Arkansas power plant renovation set for federal budget ax

By Zack Stovall
Arkansas News Bureau

LITTLE ROCK — In an effort to trim costs, the federal Office of Management and Budget has slated an Arkansas hydroelectric plant renovation project to be among the first projects to be cut.

Corps officials said Tuesday the Ozark-Jeta Lock and Dam Power Plant in Franklin County, 35 miles east of Fort Smith, will fall short of the cost-benefit return requirement that the Obama administration has set to keep projects going.

The administration’s cutoff point is a $2.50 return for every federal dollar spent, Corps officials estimate the Arkansas plant project would return about $1.70.

Funds for the project have been obligated through the end of the fiscal year and about four months into FY2010.

Corps officials say that if scrapped, the project would be a waste of roughly $50 million already spent on the $92 million renovation project.

“Shutting down saves taxpayers money, but at the same, you’re not going to get the long-term benefits of having a fully functional hydroelectric plant,” said P.J. Spaul, spokesman for the Corps Little Rock District.

Spaul said the project lacks nearly $32 million in renovations to the remaining three units at the site. The site is supposed to have five fully functional units by the end of renovation, and the Corps estimates a loss of $8 million annually from those flowing, untapped resources from the Arkansas River.

The New York Times reported on its Web site Tuesday that reimbursements to utility ratepayers in the amount of $20 million would make the project roughly $4 million more expensive to shut down than to keep open. Lee Beverly, manager of the renovation project, said those numbers are inaccurate.

“That $20 million has already been paid back to the customers who paid the money for the services in the form of electricity they received,” Beverly said. “There’s no federal obligation to pay anything back.”

Beverly added that after the federal funds run out, the Corps is looking at other methods to complete the project by its 2014 deadline.

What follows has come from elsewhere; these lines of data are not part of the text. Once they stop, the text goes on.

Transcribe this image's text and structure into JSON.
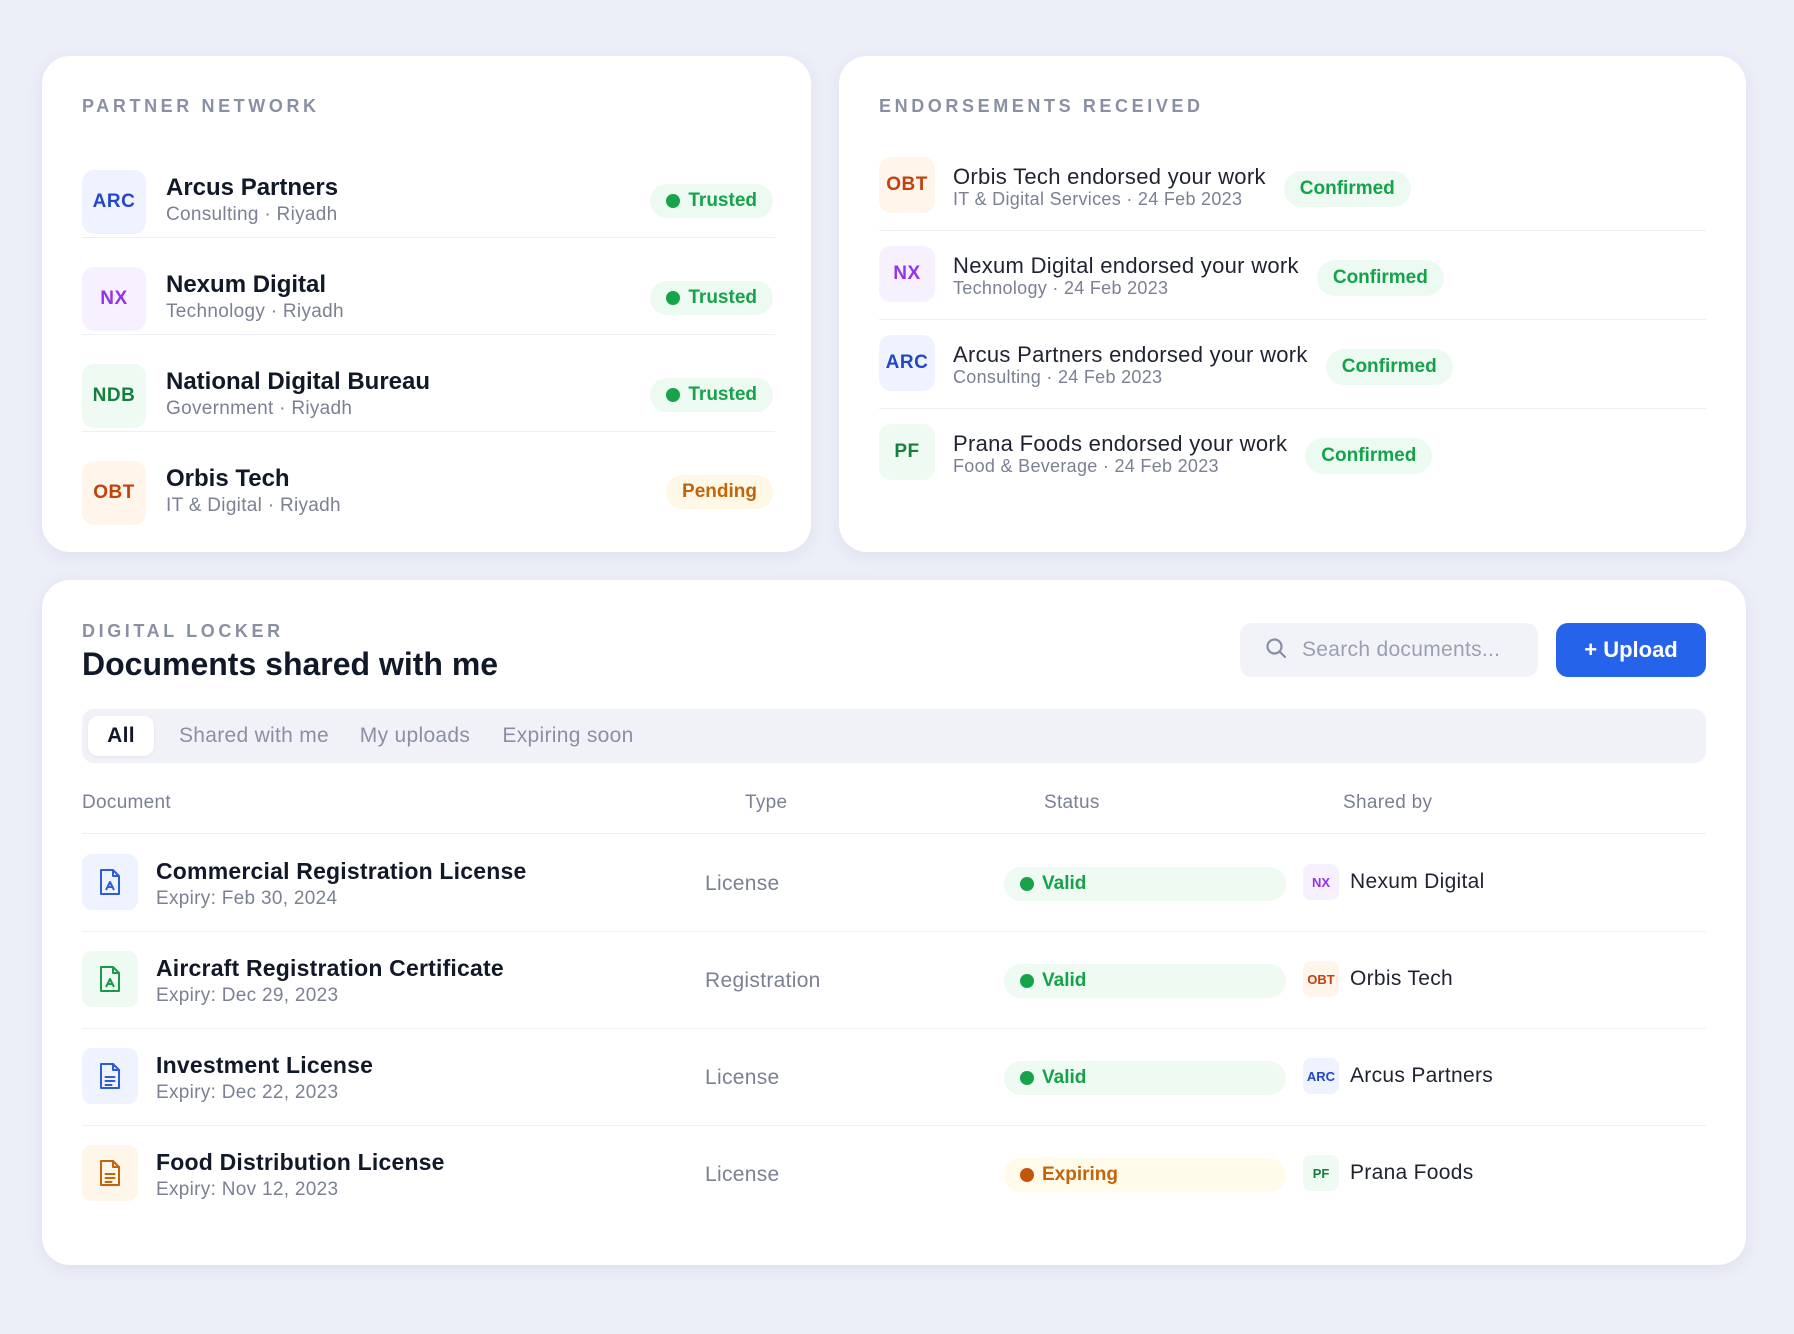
{
  "partner_network": {
    "heading": "PARTNER NETWORK",
    "items": [
      {
        "initials": "ARC",
        "name": "Arcus Partners",
        "subtitle": "Consulting · Riyadh",
        "status": "Trusted",
        "color": "blue"
      },
      {
        "initials": "NX",
        "name": "Nexum Digital",
        "subtitle": "Technology · Riyadh",
        "status": "Trusted",
        "color": "purple"
      },
      {
        "initials": "NDB",
        "name": "National Digital Bureau",
        "subtitle": "Government · Riyadh",
        "status": "Trusted",
        "color": "green"
      },
      {
        "initials": "OBT",
        "name": "Orbis Tech",
        "subtitle": "IT & Digital · Riyadh",
        "status": "Pending",
        "color": "orange"
      }
    ]
  },
  "endorsements": {
    "heading": "ENDORSEMENTS RECEIVED",
    "items": [
      {
        "initials": "OBT",
        "title": "Orbis Tech endorsed your work",
        "subtitle": "IT & Digital Services · 24 Feb 2023",
        "status": "Confirmed",
        "color": "orange"
      },
      {
        "initials": "NX",
        "title": "Nexum Digital endorsed your work",
        "subtitle": "Technology · 24 Feb 2023",
        "status": "Confirmed",
        "color": "purple"
      },
      {
        "initials": "ARC",
        "title": "Arcus Partners endorsed your work",
        "subtitle": "Consulting · 24 Feb 2023",
        "status": "Confirmed",
        "color": "blue"
      },
      {
        "initials": "PF",
        "title": "Prana Foods endorsed your work",
        "subtitle": "Food & Beverage · 24 Feb 2023",
        "status": "Confirmed",
        "color": "green"
      }
    ]
  },
  "locker": {
    "eyebrow": "DIGITAL LOCKER",
    "title": "Documents shared with me",
    "search_placeholder": "Search documents...",
    "upload_label": "+ Upload",
    "tabs": [
      {
        "label": "All",
        "active": true
      },
      {
        "label": "Shared with me",
        "active": false
      },
      {
        "label": "My uploads",
        "active": false
      },
      {
        "label": "Expiring soon",
        "active": false
      }
    ],
    "columns": [
      "Document",
      "Type",
      "Status",
      "Shared by"
    ],
    "rows": [
      {
        "icon": "certificate-file-icon",
        "icon_color": "blue",
        "name": "Commercial Registration License",
        "expiry": "Expiry: Feb 30, 2024",
        "type": "License",
        "status": "Valid",
        "shared_initials": "NX",
        "shared_color": "purple",
        "shared_by": "Nexum Digital"
      },
      {
        "icon": "certificate-file-icon",
        "icon_color": "green",
        "name": "Aircraft Registration Certificate",
        "expiry": "Expiry: Dec 29, 2023",
        "type": "Registration",
        "status": "Valid",
        "shared_initials": "OBT",
        "shared_color": "orange",
        "shared_by": "Orbis Tech"
      },
      {
        "icon": "document-file-icon",
        "icon_color": "blue",
        "name": "Investment License",
        "expiry": "Expiry: Dec 22, 2023",
        "type": "License",
        "status": "Valid",
        "shared_initials": "ARC",
        "shared_color": "blue",
        "shared_by": "Arcus Partners"
      },
      {
        "icon": "document-file-icon",
        "icon_color": "orange",
        "name": "Food Distribution License",
        "expiry": "Expiry: Nov 12, 2023",
        "type": "License",
        "status": "Expiring",
        "shared_initials": "PF",
        "shared_color": "green",
        "shared_by": "Prana Foods"
      }
    ]
  },
  "colors": {
    "accent": "#2563eb",
    "trusted": "#16a34a",
    "pending": "#c2640a",
    "background": "#eceef8"
  }
}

“Between now and then, Congress could appropriate additional funds and stimulus money to complete it. We’re also considering customers to chip in to keep funding the project,” he said.

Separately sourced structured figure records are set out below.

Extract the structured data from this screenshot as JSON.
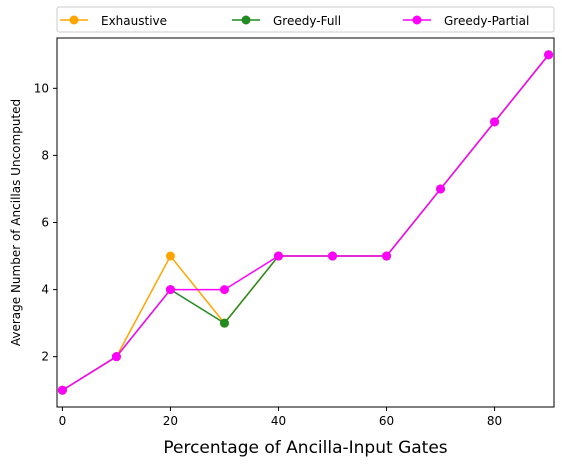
{
  "chart_data": {
    "type": "line",
    "title": "",
    "xlabel": "Percentage of Ancilla-Input Gates",
    "ylabel": "Average Number of Ancillas Uncomputed",
    "xlim": [
      -1,
      91
    ],
    "ylim": [
      0.5,
      11.5
    ],
    "xticks": [
      0,
      20,
      40,
      60,
      80
    ],
    "yticks": [
      2,
      4,
      6,
      8,
      10
    ],
    "grid": false,
    "legend_position": "top",
    "x": [
      0,
      10,
      20,
      30,
      40,
      50,
      60,
      70,
      80,
      90
    ],
    "series": [
      {
        "name": "Exhaustive",
        "color": "#ffa500",
        "values": [
          1,
          2,
          5,
          3,
          5,
          5,
          5,
          7,
          9,
          11
        ]
      },
      {
        "name": "Greedy-Full",
        "color": "#228b22",
        "values": [
          1,
          2,
          4,
          3,
          5,
          5,
          5,
          7,
          9,
          11
        ]
      },
      {
        "name": "Greedy-Partial",
        "color": "#ff00ff",
        "values": [
          1,
          2,
          4,
          4,
          5,
          5,
          5,
          7,
          9,
          11
        ]
      }
    ]
  }
}
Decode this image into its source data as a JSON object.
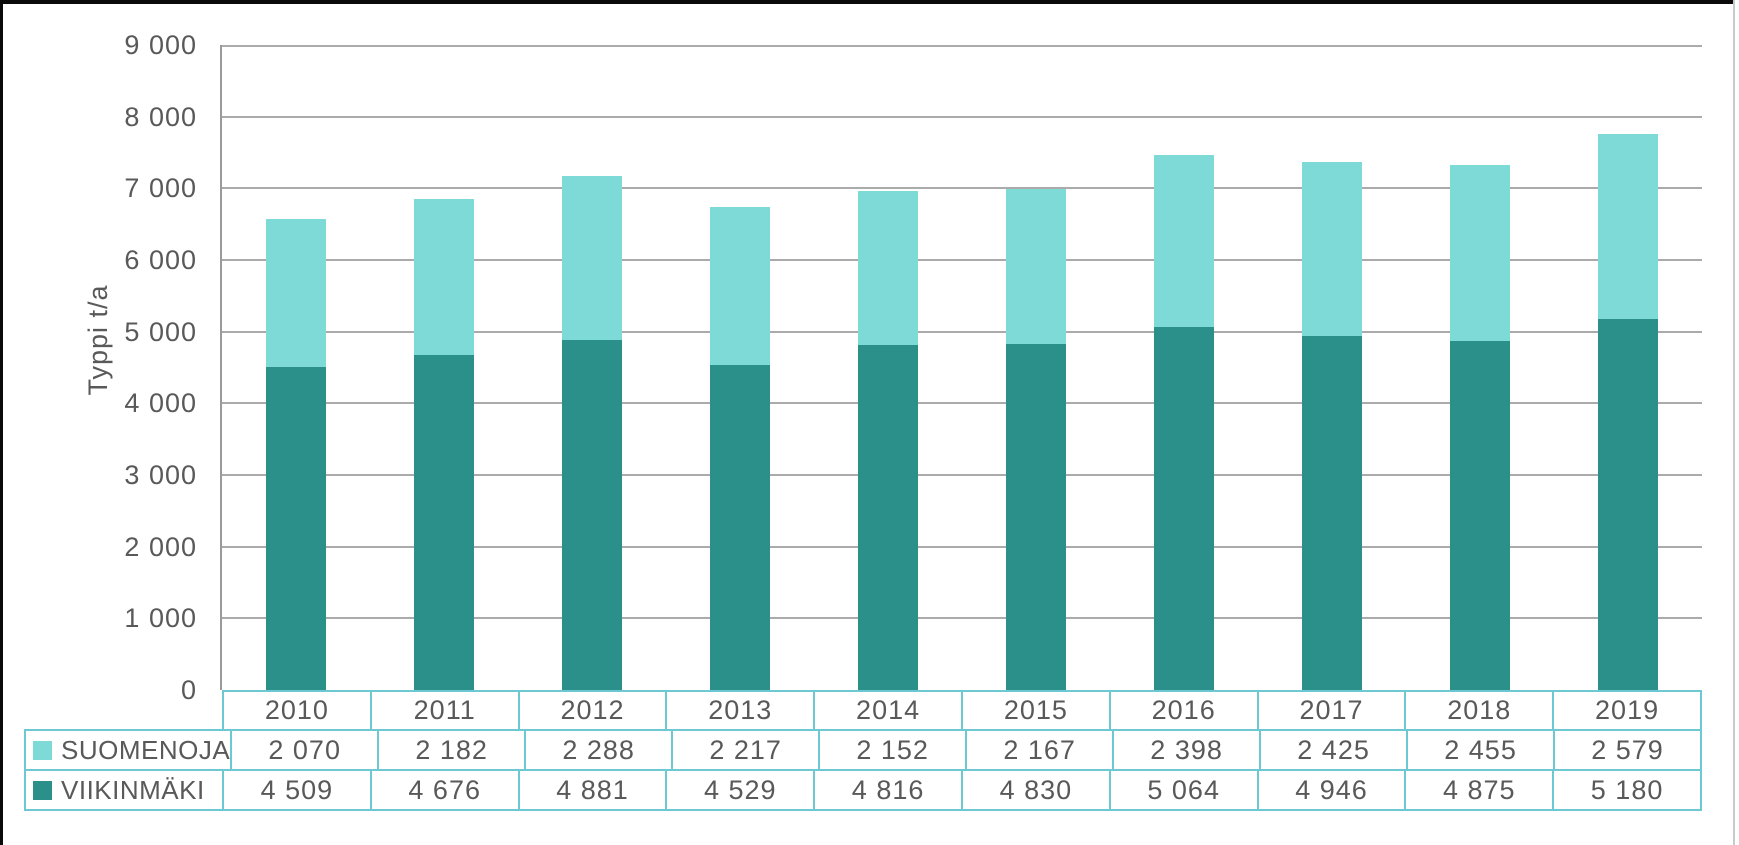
{
  "chart_data": {
    "type": "bar",
    "stacked": true,
    "title": "",
    "xlabel": "",
    "ylabel": "Typpi t/a",
    "ylim": [
      0,
      9000
    ],
    "ytick_step": 1000,
    "grid": true,
    "legend_position": "table-left",
    "categories": [
      "2010",
      "2011",
      "2012",
      "2013",
      "2014",
      "2015",
      "2016",
      "2017",
      "2018",
      "2019"
    ],
    "series": [
      {
        "name": "SUOMENOJA",
        "color": "#7edad7",
        "values": [
          2070,
          2182,
          2288,
          2217,
          2152,
          2167,
          2398,
          2425,
          2455,
          2579
        ],
        "values_formatted": [
          "2 070",
          "2 182",
          "2 288",
          "2 217",
          "2 152",
          "2 167",
          "2 398",
          "2 425",
          "2 455",
          "2 579"
        ]
      },
      {
        "name": "VIIKINMÄKI",
        "color": "#2b8f8a",
        "values": [
          4509,
          4676,
          4881,
          4529,
          4816,
          4830,
          5064,
          4946,
          4875,
          5180
        ],
        "values_formatted": [
          "4 509",
          "4 676",
          "4 881",
          "4 529",
          "4 816",
          "4 830",
          "5 064",
          "4 946",
          "4 875",
          "5 180"
        ]
      }
    ],
    "y_ticks": [
      {
        "value": 0,
        "label": "0"
      },
      {
        "value": 1000,
        "label": "1 000"
      },
      {
        "value": 2000,
        "label": "2 000"
      },
      {
        "value": 3000,
        "label": "3 000"
      },
      {
        "value": 4000,
        "label": "4 000"
      },
      {
        "value": 5000,
        "label": "5 000"
      },
      {
        "value": 6000,
        "label": "6 000"
      },
      {
        "value": 7000,
        "label": "7 000"
      },
      {
        "value": 8000,
        "label": "8 000"
      },
      {
        "value": 9000,
        "label": "9 000"
      }
    ]
  },
  "colors": {
    "suomenoja": "#7edad7",
    "viikinmaki": "#2b8f8a",
    "table_border": "#6ec8d2",
    "gridline": "#ababab",
    "axis_line": "#9a9a9a",
    "text": "#595959",
    "frame": "#0a0a0a",
    "background": "#ffffff"
  }
}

Beverly said some of the major customers of the hydroelectric plant include the cities of Jonesboro, Conway, the Arkansas Electric Energy Cooperative and the City of Springfield, Mo.

U.S. Rep. John Boozman, R-Rogers, whose district is home to the hydroelectric plant said shutting down the plant “makes no sense whatsoever.”

“You’re going to have a situation where you’re going to have huge turbines laying out on concrete, ruining under the rain and elements,” Boozman told the Arkansas News Bureau.

“We’d be worse off than what we were, the ratepayers and our ability to produce electricity, as a result of spending $50 million to $60 million totally wasted. We’d have absolutely nothing to show for it,” Boozman said. “We’re working hard to make sure this gets reversed. Ratepayers all over Arkansas would pay.”